創業者「野村徳七」 6.父業「野村商店」の継承

明治30年に入って経済界は不況にあえぎ、政府は3月に、貿易の回復と金利水準の低下を図るために金本位制を採用した。日清戦争が証券市場に与えた波紋は拡大し、その影響は次第に深刻化した。信之助が学業を断念して家業を継いだのは、このような時だった。

母の死去と結婚、父業の継承独立という一身上の事情だけでなく、経済界の不況に加えて日露の開戦は避けられない情勢となり、信之助を取り巻く環境も大きく変化したが、この時期、「野村商店」には特筆すべきことがあった。新店舗の竣工である。明治37年2月、東区本町二丁目に土地を買入れて建設に着手した新店舗は、39年秋に竣工、9月1日移転開業した。これをみても、信之助が家業を継承した後、わずか2年間で、いかに「野村商店」の事業を発展させ、営業成績を向上させたかをうかがい知ることができる。

店舗建設の次に打った手は、人材の養成と調査活動のための準備である。信之助はこれについての抱負を、「蔦葛(つたかつら)」(徳七の自叙伝的日記)で大要次のように述べている。

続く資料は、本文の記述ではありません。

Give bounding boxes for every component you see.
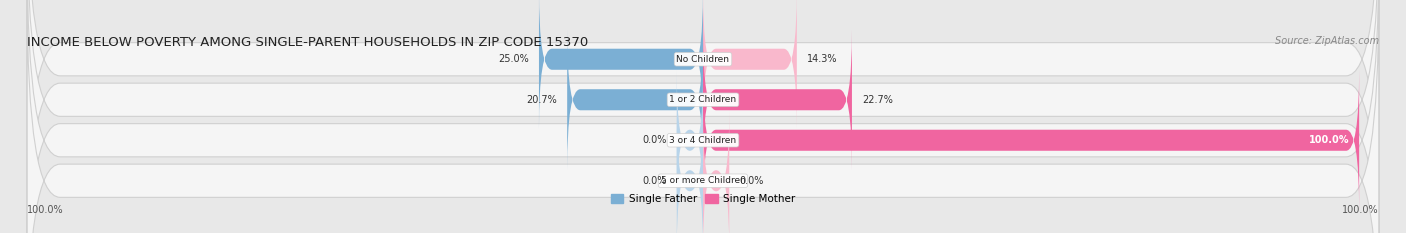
FancyBboxPatch shape — [676, 110, 703, 233]
FancyBboxPatch shape — [27, 0, 1379, 233]
Text: 22.7%: 22.7% — [862, 95, 893, 105]
Legend: Single Father, Single Mother: Single Father, Single Mother — [607, 190, 799, 208]
Text: 14.3%: 14.3% — [807, 54, 837, 64]
FancyBboxPatch shape — [676, 70, 703, 211]
Text: INCOME BELOW POVERTY AMONG SINGLE-PARENT HOUSEHOLDS IN ZIP CODE 15370: INCOME BELOW POVERTY AMONG SINGLE-PARENT… — [27, 36, 589, 49]
Text: 1 or 2 Children: 1 or 2 Children — [669, 95, 737, 104]
Text: 100.0%: 100.0% — [1343, 205, 1379, 215]
FancyBboxPatch shape — [27, 0, 1379, 233]
FancyBboxPatch shape — [538, 0, 703, 130]
Text: No Children: No Children — [676, 55, 730, 64]
FancyBboxPatch shape — [703, 29, 852, 170]
Text: 5 or more Children: 5 or more Children — [661, 176, 745, 185]
FancyBboxPatch shape — [703, 70, 1360, 211]
FancyBboxPatch shape — [27, 0, 1379, 233]
Text: Source: ZipAtlas.com: Source: ZipAtlas.com — [1275, 36, 1379, 46]
Text: 0.0%: 0.0% — [740, 176, 763, 186]
FancyBboxPatch shape — [703, 0, 797, 130]
Text: 25.0%: 25.0% — [498, 54, 529, 64]
Text: 0.0%: 0.0% — [643, 135, 666, 145]
Text: 100.0%: 100.0% — [1309, 135, 1350, 145]
Text: 0.0%: 0.0% — [643, 176, 666, 186]
FancyBboxPatch shape — [567, 29, 703, 170]
FancyBboxPatch shape — [703, 110, 730, 233]
FancyBboxPatch shape — [27, 0, 1379, 233]
Text: 20.7%: 20.7% — [527, 95, 557, 105]
Text: 100.0%: 100.0% — [27, 205, 63, 215]
Text: 3 or 4 Children: 3 or 4 Children — [669, 136, 737, 145]
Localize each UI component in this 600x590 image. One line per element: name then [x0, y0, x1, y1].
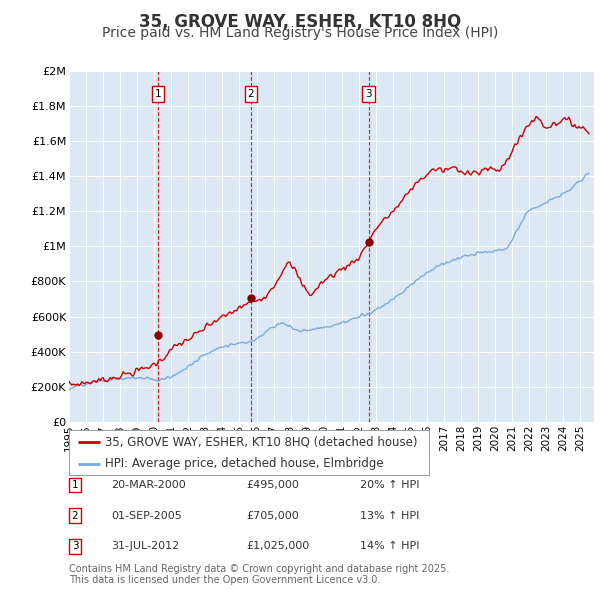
Text: 2: 2: [71, 511, 79, 520]
Text: 1: 1: [155, 88, 161, 99]
Text: 1: 1: [71, 480, 79, 490]
Text: £1,025,000: £1,025,000: [246, 542, 309, 551]
Text: 14% ↑ HPI: 14% ↑ HPI: [360, 542, 419, 551]
Text: 3: 3: [71, 542, 79, 551]
Text: 31-JUL-2012: 31-JUL-2012: [111, 542, 179, 551]
Text: 2: 2: [248, 88, 254, 99]
Text: £495,000: £495,000: [246, 480, 299, 490]
Text: 20-MAR-2000: 20-MAR-2000: [111, 480, 186, 490]
Text: 20% ↑ HPI: 20% ↑ HPI: [360, 480, 419, 490]
Text: 35, GROVE WAY, ESHER, KT10 8HQ: 35, GROVE WAY, ESHER, KT10 8HQ: [139, 13, 461, 31]
Text: 01-SEP-2005: 01-SEP-2005: [111, 511, 182, 520]
Text: 13% ↑ HPI: 13% ↑ HPI: [360, 511, 419, 520]
Text: £705,000: £705,000: [246, 511, 299, 520]
Text: 3: 3: [365, 88, 372, 99]
Text: Contains HM Land Registry data © Crown copyright and database right 2025.
This d: Contains HM Land Registry data © Crown c…: [69, 563, 449, 585]
Text: HPI: Average price, detached house, Elmbridge: HPI: Average price, detached house, Elmb…: [105, 457, 383, 470]
Text: 35, GROVE WAY, ESHER, KT10 8HQ (detached house): 35, GROVE WAY, ESHER, KT10 8HQ (detached…: [105, 435, 418, 448]
Text: Price paid vs. HM Land Registry's House Price Index (HPI): Price paid vs. HM Land Registry's House …: [102, 26, 498, 40]
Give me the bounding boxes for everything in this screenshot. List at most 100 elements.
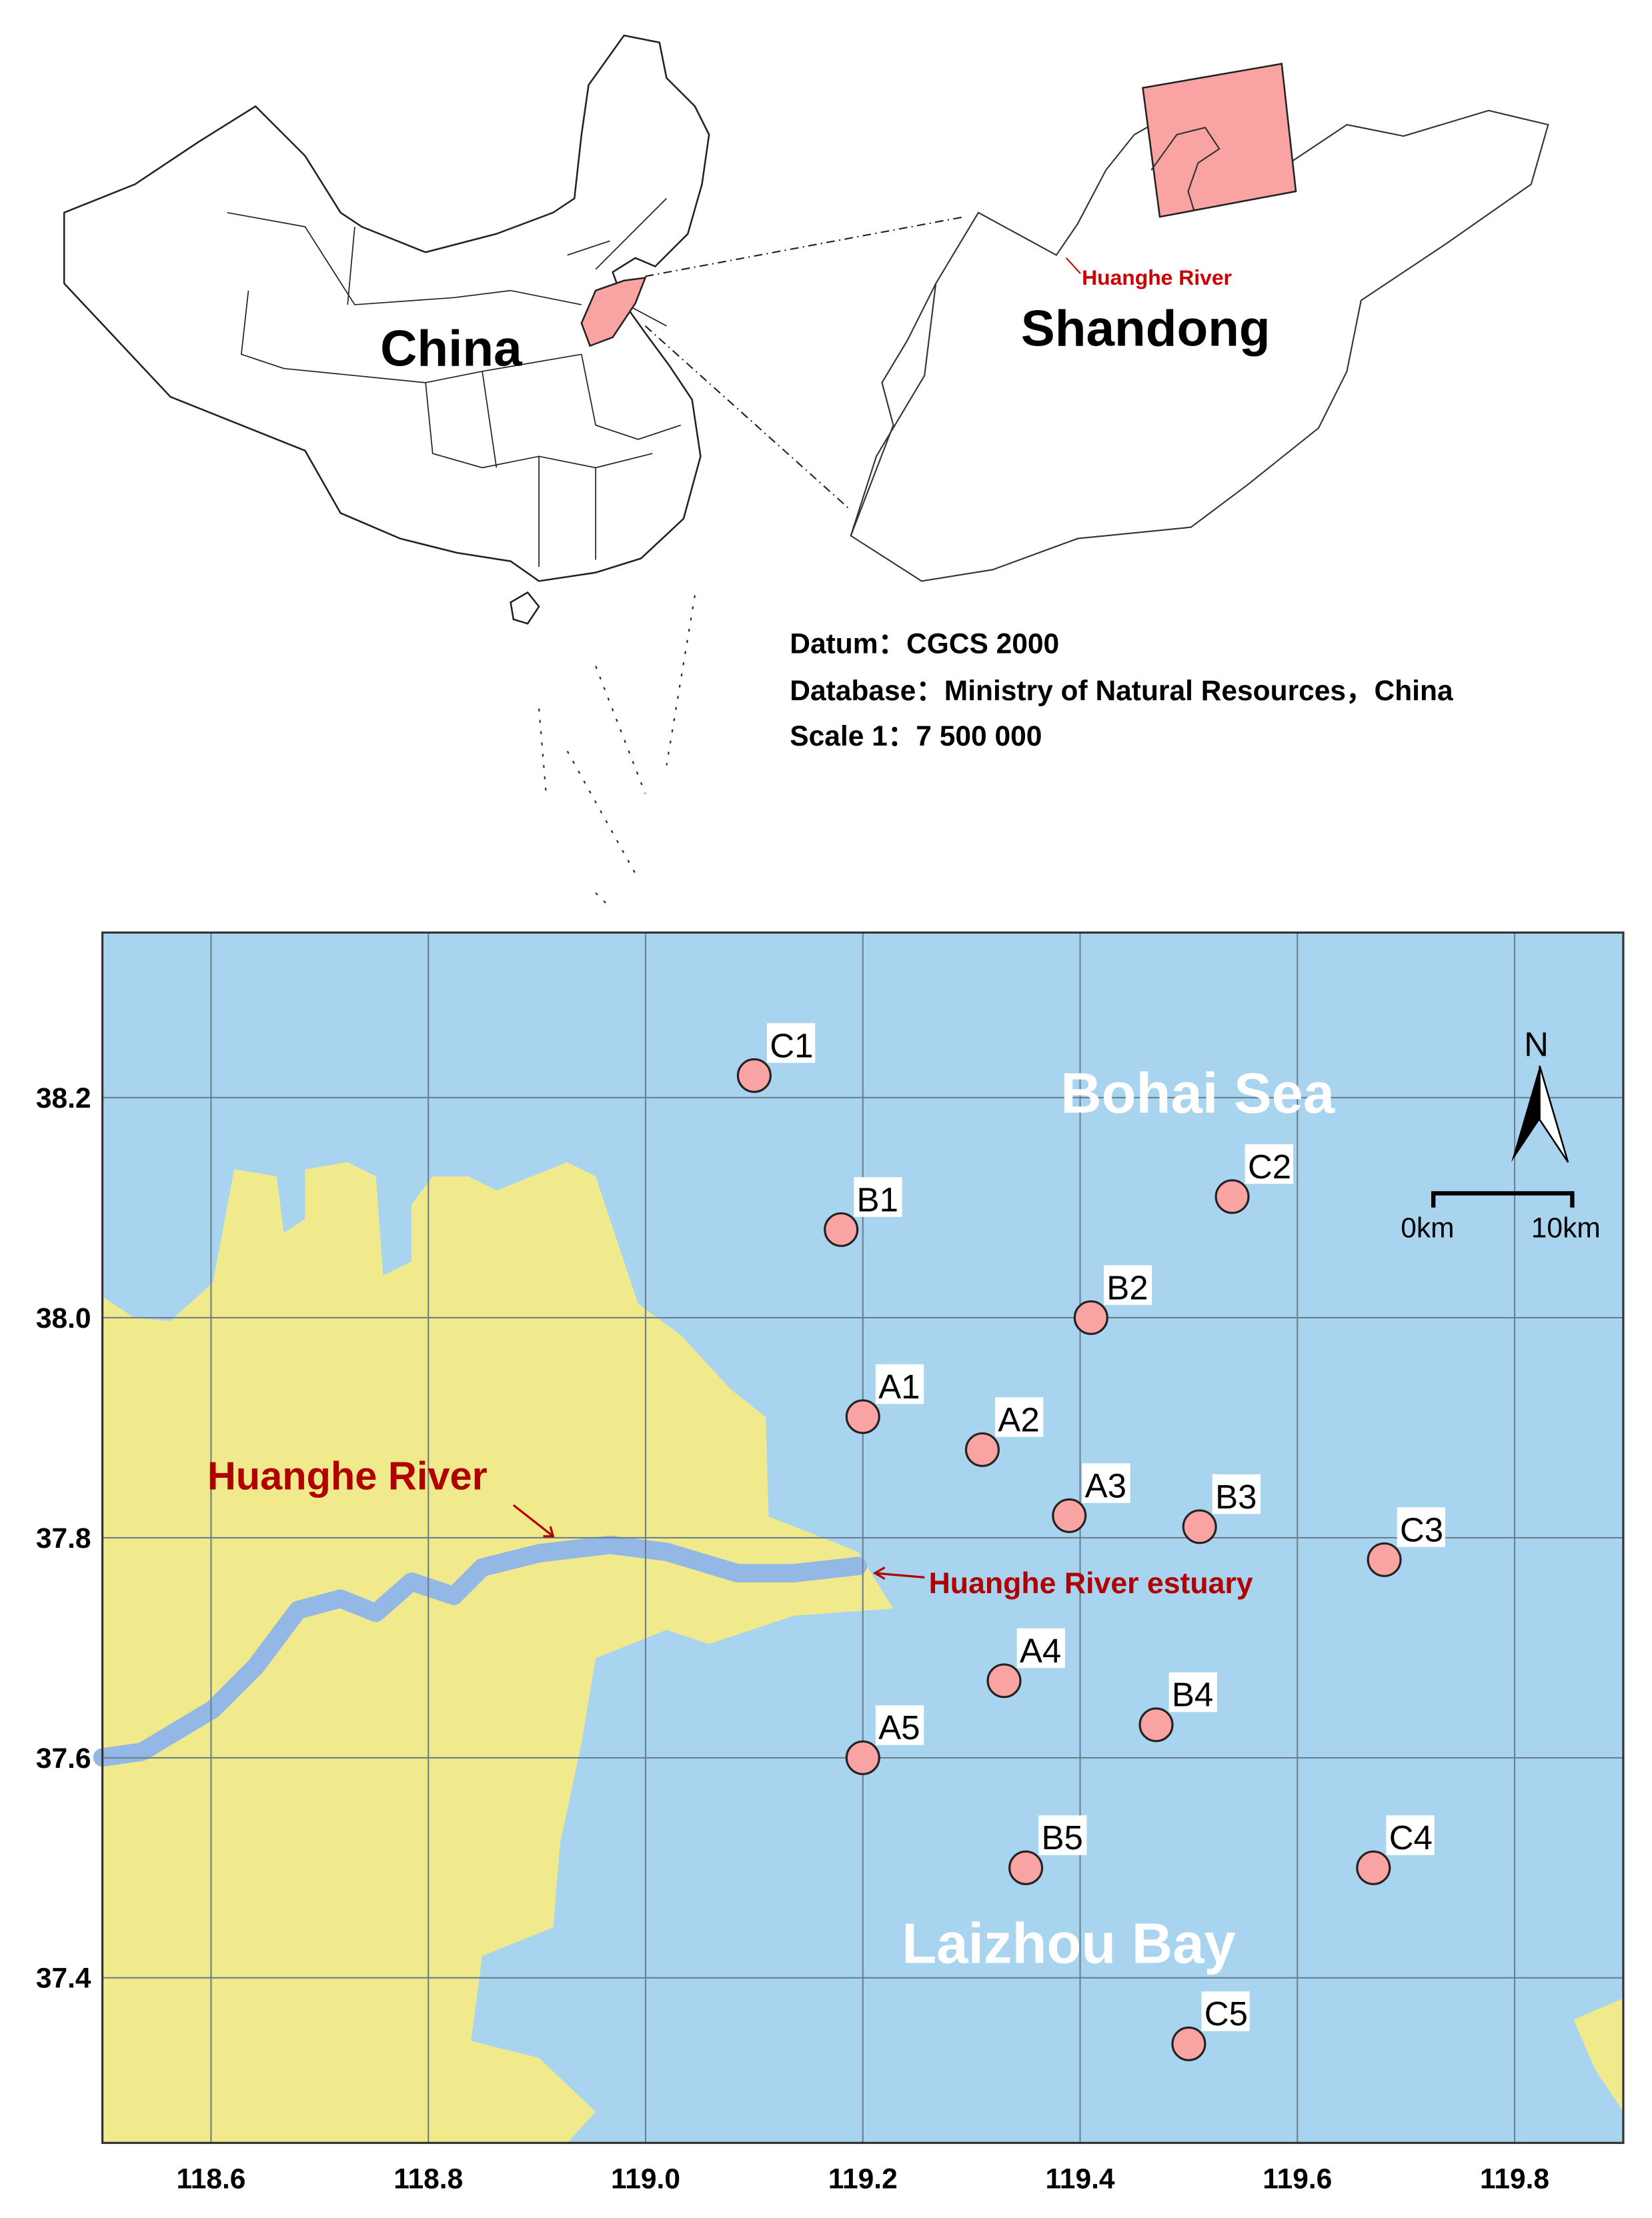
station-marker [964,1432,1000,1467]
station-label-bg [1201,1991,1250,2031]
station-b3: B3 [1182,1474,1261,1544]
station-c2: C2 [1214,1144,1293,1214]
china-map [63,34,710,908]
station-a4: A4 [986,1628,1065,1699]
shandong-west-border [850,283,937,536]
station-label: C2 [1248,1148,1291,1186]
shandong-label: Shandong [1021,301,1271,357]
land-area-southeast [1573,1998,1623,2112]
scale-text: Scale 1：7 500 000 [790,721,1042,752]
station-label: B2 [1106,1268,1148,1306]
station-label-bg [1212,1474,1261,1514]
station-b5: B5 [1008,1815,1087,1885]
station-c1: C1 [736,1023,816,1093]
station-label: C4 [1389,1819,1433,1857]
latitude-axis: 38.2 38.0 37.8 37.6 37.4 [36,1083,91,1995]
station-label-bg [1397,1507,1445,1547]
province-borders [227,197,681,568]
station-a3: A3 [1052,1463,1130,1533]
north-arrow-icon [1511,1066,1540,1162]
huanghe-river [93,1535,868,1767]
station-label-bg [1082,1463,1130,1503]
station-a5: A5 [845,1705,924,1775]
station-label: B1 [857,1180,898,1218]
station-marker [986,1663,1022,1699]
station-marker [845,1740,880,1775]
shandong-map [850,63,1549,582]
station-b4: B4 [1138,1672,1217,1743]
land-area [102,1162,894,2143]
station-label-bg [854,1177,902,1217]
station-label: A2 [998,1400,1039,1438]
station-label: A3 [1085,1466,1126,1504]
station-c3: C3 [1367,1507,1445,1577]
coast-inside-box [1150,127,1220,210]
station-label-bg [875,1364,924,1404]
station-marker [736,1058,772,1093]
estuary-label: Huanghe River estuary [929,1567,1253,1600]
river-label-arrow [512,1504,555,1538]
station-label: A5 [878,1709,920,1747]
station-b1: B1 [824,1177,902,1247]
scale-bar-line [1431,1191,1575,1208]
lon-tick-label: 119.0 [611,2163,680,2195]
station-label-bg [1245,1144,1293,1184]
china-outline [63,34,710,582]
station-label: B3 [1215,1478,1257,1516]
north-arrow: N [1511,1025,1569,1163]
station-marker [824,1212,859,1247]
station-label: B4 [1172,1676,1213,1714]
lon-tick-label: 118.6 [176,2163,245,2195]
sampling-stations: C1 B1 C2 B2 A1 A2 A3 B3 C3 A4 B4 A5 B5 C4 C5 [736,1023,1445,2061]
scale-bar-end: 10km [1531,1212,1601,1244]
station-marker [1008,1850,1044,1885]
lat-tick-label: 38.2 [36,1083,91,1114]
station-label-bg [1168,1672,1217,1713]
lat-tick-label: 37.6 [36,1743,91,1775]
station-label-bg [995,1397,1044,1437]
study-area-box [1142,63,1297,218]
station-label-bg [1103,1265,1152,1305]
laizhou-bay-label: Laizhou Bay [902,1912,1236,1975]
map-frame [101,931,1625,2144]
station-marker [1356,1850,1391,1885]
station-label-bg [1016,1628,1065,1669]
lon-tick-label: 119.4 [1046,2163,1115,2195]
station-marker [1214,1179,1250,1214]
station-label: C1 [770,1026,813,1064]
station-label-bg [1038,1815,1087,1855]
station-label-bg [1386,1815,1435,1855]
river-label: Huanghe River [207,1454,488,1498]
estuary-arrow [872,1566,925,1580]
study-area-map: 118.6 118.8 119.0 119.2 119.4 119.6 119.8 38.2… [36,931,1625,2195]
lat-tick-label: 37.4 [36,1963,91,1995]
station-label-bg [766,1023,816,1063]
shandong-river-label: Huanghe River [1082,265,1232,289]
hainan-island [510,591,540,625]
station-marker [845,1399,880,1434]
station-label: A1 [878,1368,920,1406]
station-marker [1052,1498,1087,1533]
shandong-province-highlight [580,276,647,347]
station-label: B5 [1041,1819,1082,1857]
south-china-sea-islands [538,595,696,908]
database-text: Database：Ministry of Natural Resources，C… [790,676,1453,707]
station-marker [1171,2026,1206,2061]
longitude-axis: 118.6 118.8 119.0 119.2 119.4 119.6 119.8 [176,2163,1549,2195]
north-arrow-outline-icon [1539,1065,1569,1163]
connector-line-top [645,216,964,277]
station-marker [1073,1300,1108,1335]
station-label: C5 [1204,1995,1248,2033]
lon-tick-label: 118.8 [393,2163,463,2195]
datum-text: Datum：CGCS 2000 [790,629,1059,660]
station-label-bg [875,1705,924,1745]
station-c5: C5 [1171,1991,1250,2061]
lat-tick-label: 38.0 [36,1303,91,1334]
station-label: A4 [1020,1632,1061,1670]
bohai-sea-label: Bohai Sea [1060,1062,1335,1125]
graticule [102,932,1623,2143]
station-label: C3 [1400,1510,1443,1548]
lon-tick-label: 119.8 [1480,2163,1549,2195]
scale-bar: 0km 10km [1401,1191,1601,1244]
scale-bar-start: 0km [1401,1212,1454,1244]
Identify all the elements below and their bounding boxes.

「株式、公社債の投資は、銀行の各種預金と同じように、将来歓迎される時代が来るから、商品についての知識を十分もつべきである。証券の本質の科学的研究が必要である。そして、その真価を見出し、これを投資の対象として、顧客に推奨宣伝する。これこそ、進歩的な理財行為である。株屋、相場師などと軽侮されるのは、ただ目前の利益に追われるからである。会社、銀行の資産内容をよく検討し、業績、将来性を調査することが大切である」「こうして取引を行えば、世間で投機、思惑などと評しても、恥ずるところなく、信念を押しすすめるべきである」と結んでいる。

『蔦葛(つたかつら)』 原文より

「私は先ず考へました。我々証券業者は、我々の商品について、もっと充分な認識を持たねばならぬ。公債、社債、株式等の放資(投資)は、将来必ず銀行における各種預金と比して、優るものとしてもっと歓迎されるべき時代がくるのではないか。然るにこれを妨ぐるものは取り扱ふ業者の人格が低いからである。一面に放資知識が極めて幼稚なるがためである」 「目前に現はれつつある日々の強弱関係や、大手筋の動くままに操られて、売買に浮き身を費やすから、世間は株屋と言ひ、相場師などといふのである。個々の事業会社、銀行に就いて、篤と資産内容にメスを加へ、業績を検討して、将来性を判断し、市場性なきものには、これを与へるべく協力していくべきである。見渡す限り、東西市場を通じ、この方面より我々に与へられたる業務を明朗にすべきである。そのために、依託され注文されていく行為は、これを定期に、延に、或いは直の取引に、現物に、各々特徴ある方向に向かって、取り扱ふことは、すこしも恥づべきでない。これを投機と断じ、思惑と評すとも、勝手にさせて置けばよい。敢然として我等は我等の信ずる道に向って鋭意驀進すべきである。」当時の業界にあって、信之助が、時代の先端を行く進歩主義者であったことは、この抱負に明らかに示されている。